Is it possible to find a function f(x) which satisfies this integral for *arbitrary* parameters a,b (but maybe of known domain)?

$$\int_{-\infty}^\infty e^{-x^2}f(ax+b)\mathrm{d}x=0$$

I want $$f(\pm\infty)=0$$ and I can deduce
$$\int_{-\infty}^\infty x^n e^{-x^2}f^{(m)}(ax+b)\mathrm{d}x=0$$

It would have to be oscillary I guess?!

 

[Manchot]

Yes, and no. Obviously, f(x)=0 satisfies the criterion, but this is probably not what you were looking for. If you do a change of variable in the expression, you'll see that the integrand is exp(-((x-b)/a)^2)*f(x), i.e., a Gaussian times some function. However, if you let a and b be arbitrary, you're allowing the Gaussian's position and width to vary as well, and by making a arbitrarily large, you can make the Gaussian as thin as you want. The net effect is that the integral would "pick out" the value of f(b), so unless f is 0 everywhere, the integral cannot be 0 everywhere.

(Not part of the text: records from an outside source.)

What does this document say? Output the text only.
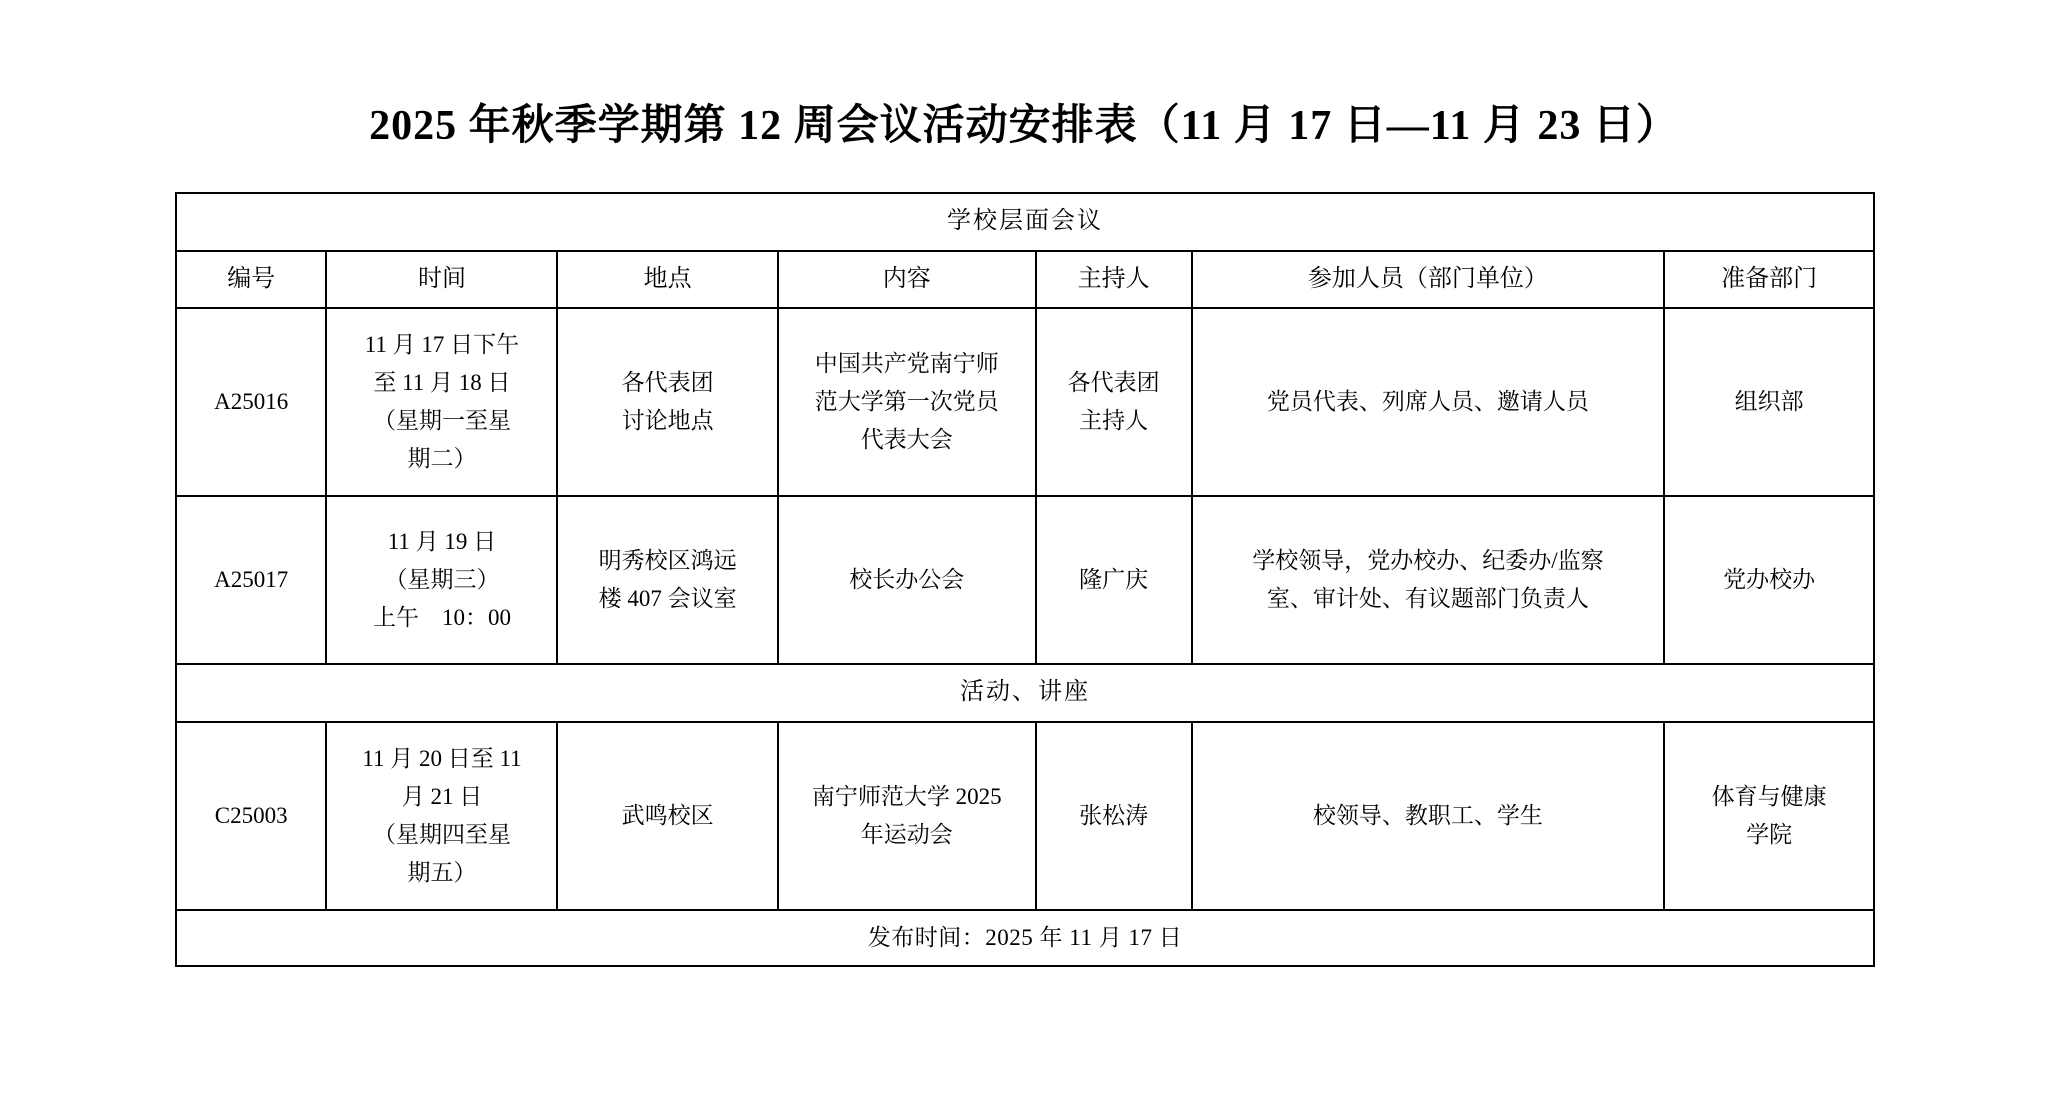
2025 年秋季学期第 12 周会议活动安排表（11 月 17 日—11 月 23 日）
学校层面会议						
编号	时间	地点	内容	主持人	参加人员（部门单位）	准备部门
A25016	11 月 17 日下午
至 11 月 18 日
（星期一至星
期二）	各代表团
讨论地点	中国共产党南宁师
范大学第一次党员
代表大会	各代表团
主持人	党员代表、列席人员、邀请人员	组织部

A25017	11 月 19 日
（星期三）
上午　10：00	明秀校区鸿远
楼 407 会议室	校长办公会	隆广庆	学校领导，党办校办、纪委办/监察
室、审计处、有议题部门负责人	党办校办

活动、讲座						
C25003	11 月 20 日至 11
月 21 日
（星期四至星
期五）	武鸣校区	南宁师范大学 2025
年运动会	张松涛	校领导、教职工、学生	体育与健康
学院

发布时间：2025 年 11 月 17 日						
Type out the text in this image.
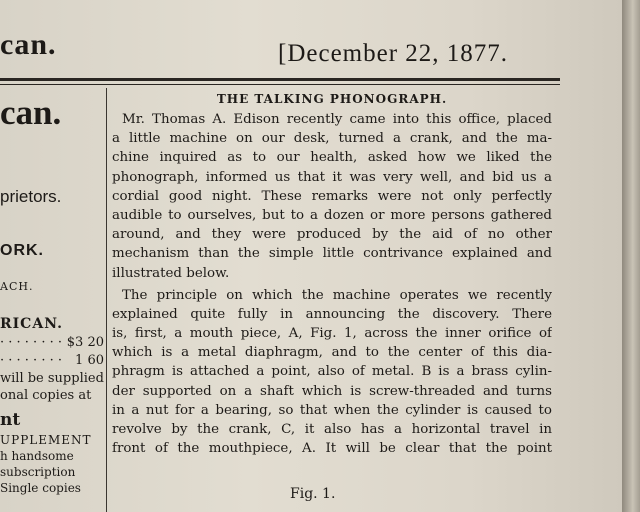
can.	[December 22, 1877.
can.
prietors.
ORK.
ACH.
RICAN.
· · · · · · · · $3 20
· · · · · · · · 1 60
will be supplied
onal copies at
nt
UPPLEMENT
h handsome
subscription
Single copies
THE TALKING PHONOGRAPH.
Mr. Thomas A. Edison recently came into this office, placed
a little machine on our desk, turned a crank, and the ma-
chine inquired as to our health, asked how we liked the
phonograph, informed us that it was very well, and bid us a
cordial good night. These remarks were not only perfectly
audible to ourselves, but to a dozen or more persons gathered
around, and they were produced by the aid of no other
mechanism than the simple little contrivance explained and
illustrated below.
The principle on which the machine operates we recently
explained quite fully in announcing the discovery. There
is, first, a mouth piece, A, Fig. 1, across the inner orifice of
which is a metal diaphragm, and to the center of this dia-
phragm is attached a point, also of metal. B is a brass cylin-
der supported on a shaft which is screw-threaded and turns
in a nut for a bearing, so that when the cylinder is caused to
revolve by the crank, C, it also has a horizontal travel in
front of the mouthpiece, A. It will be clear that the point
Fig. 1.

This, of course, assumes that f is well-behaved. Any function which did satisfy the criterion would be nowhere continuous, as it would have to oscillate infinitely at every point.

 

[Gerenuk]

And I an estimate for b and a is known? Say it's in a range around some a0 and b0.

 

[epenguin]

Since coming here I have found questions I could answer, but from the other answers it looked like I hadn't understood the question. With that reservation:

Firstly, why f(ax + b) ? Call it g(x). If you can get that you can translate into a function of (ax + b) afterwards.

Now $$e^{-x^2}$$ is symmetrical about x = 0. So if g is any continuous and finite function of x that is antisymmetrical i.e. g(x) = - g(-x) , and defined from - to + infinity, it will satisfy your requirement won't it? Simplest example g(x) = x.

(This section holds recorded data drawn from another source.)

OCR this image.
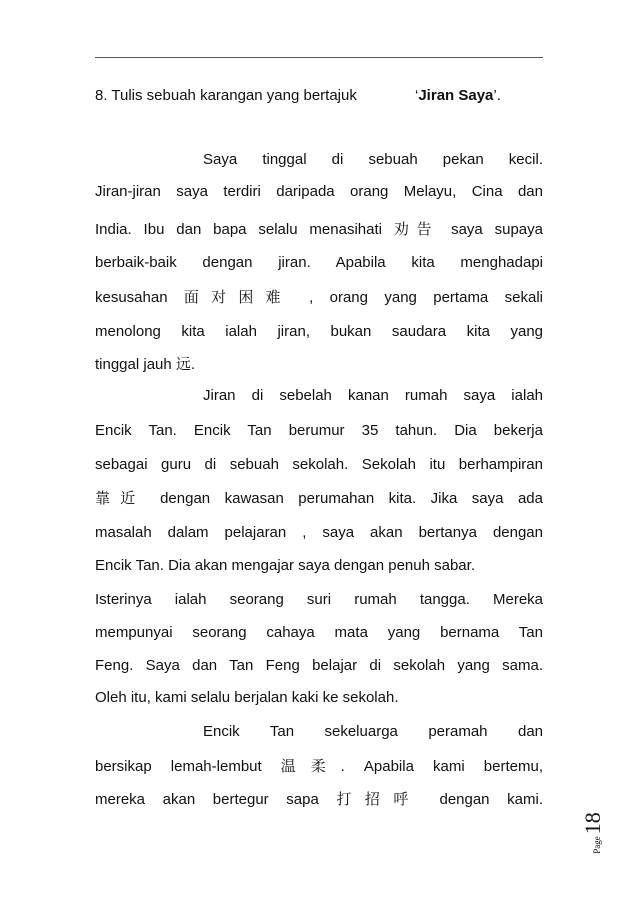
8. Tulis sebuah karangan yang bertajuk	‘Jiran Saya’.
Saya tinggal di sebuah pekan kecil.
Jiran-jiran saya terdiri daripada orang Melayu, Cina dan
India. Ibu dan bapa selalu menasihati 劝告 saya supaya
berbaik-baik dengan jiran. Apabila kita menghadapi
kesusahan 面对困难 , orang yang pertama sekali
menolong kita ialah jiran, bukan saudara kita yang
tinggal jauh 远.
Jiran di sebelah kanan rumah saya ialah
Encik Tan. Encik Tan berumur 35 tahun. Dia bekerja
sebagai guru di sebuah sekolah. Sekolah itu berhampiran
靠近 dengan kawasan perumahan kita. Jika saya ada
masalah dalam pelajaran , saya akan bertanya dengan
Encik Tan. Dia akan mengajar saya dengan penuh sabar.
Isterinya ialah seorang suri rumah tangga. Mereka
mempunyai seorang cahaya mata yang bernama Tan
Feng. Saya dan Tan Feng belajar di sekolah yang sama.
Oleh itu, kami selalu berjalan kaki ke sekolah.
Encik Tan sekeluarga peramah dan
bersikap lemah-lembut 温柔. Apabila kami bertemu,
mereka akan bertegur sapa 打招呼 dengan kami.
Page18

If this shows I have not understood the question (guess no-one would ask one that easy) someone please tell me as other times I was left suspended.

 

[epenguin]

Ps

sorry, g(x) = x doesn't satisfy your $$f(\pm\infty)=0$$ condition, but you can easily find one that does, e.g. any function symmetrical about x = 0 that does, multiplied by x.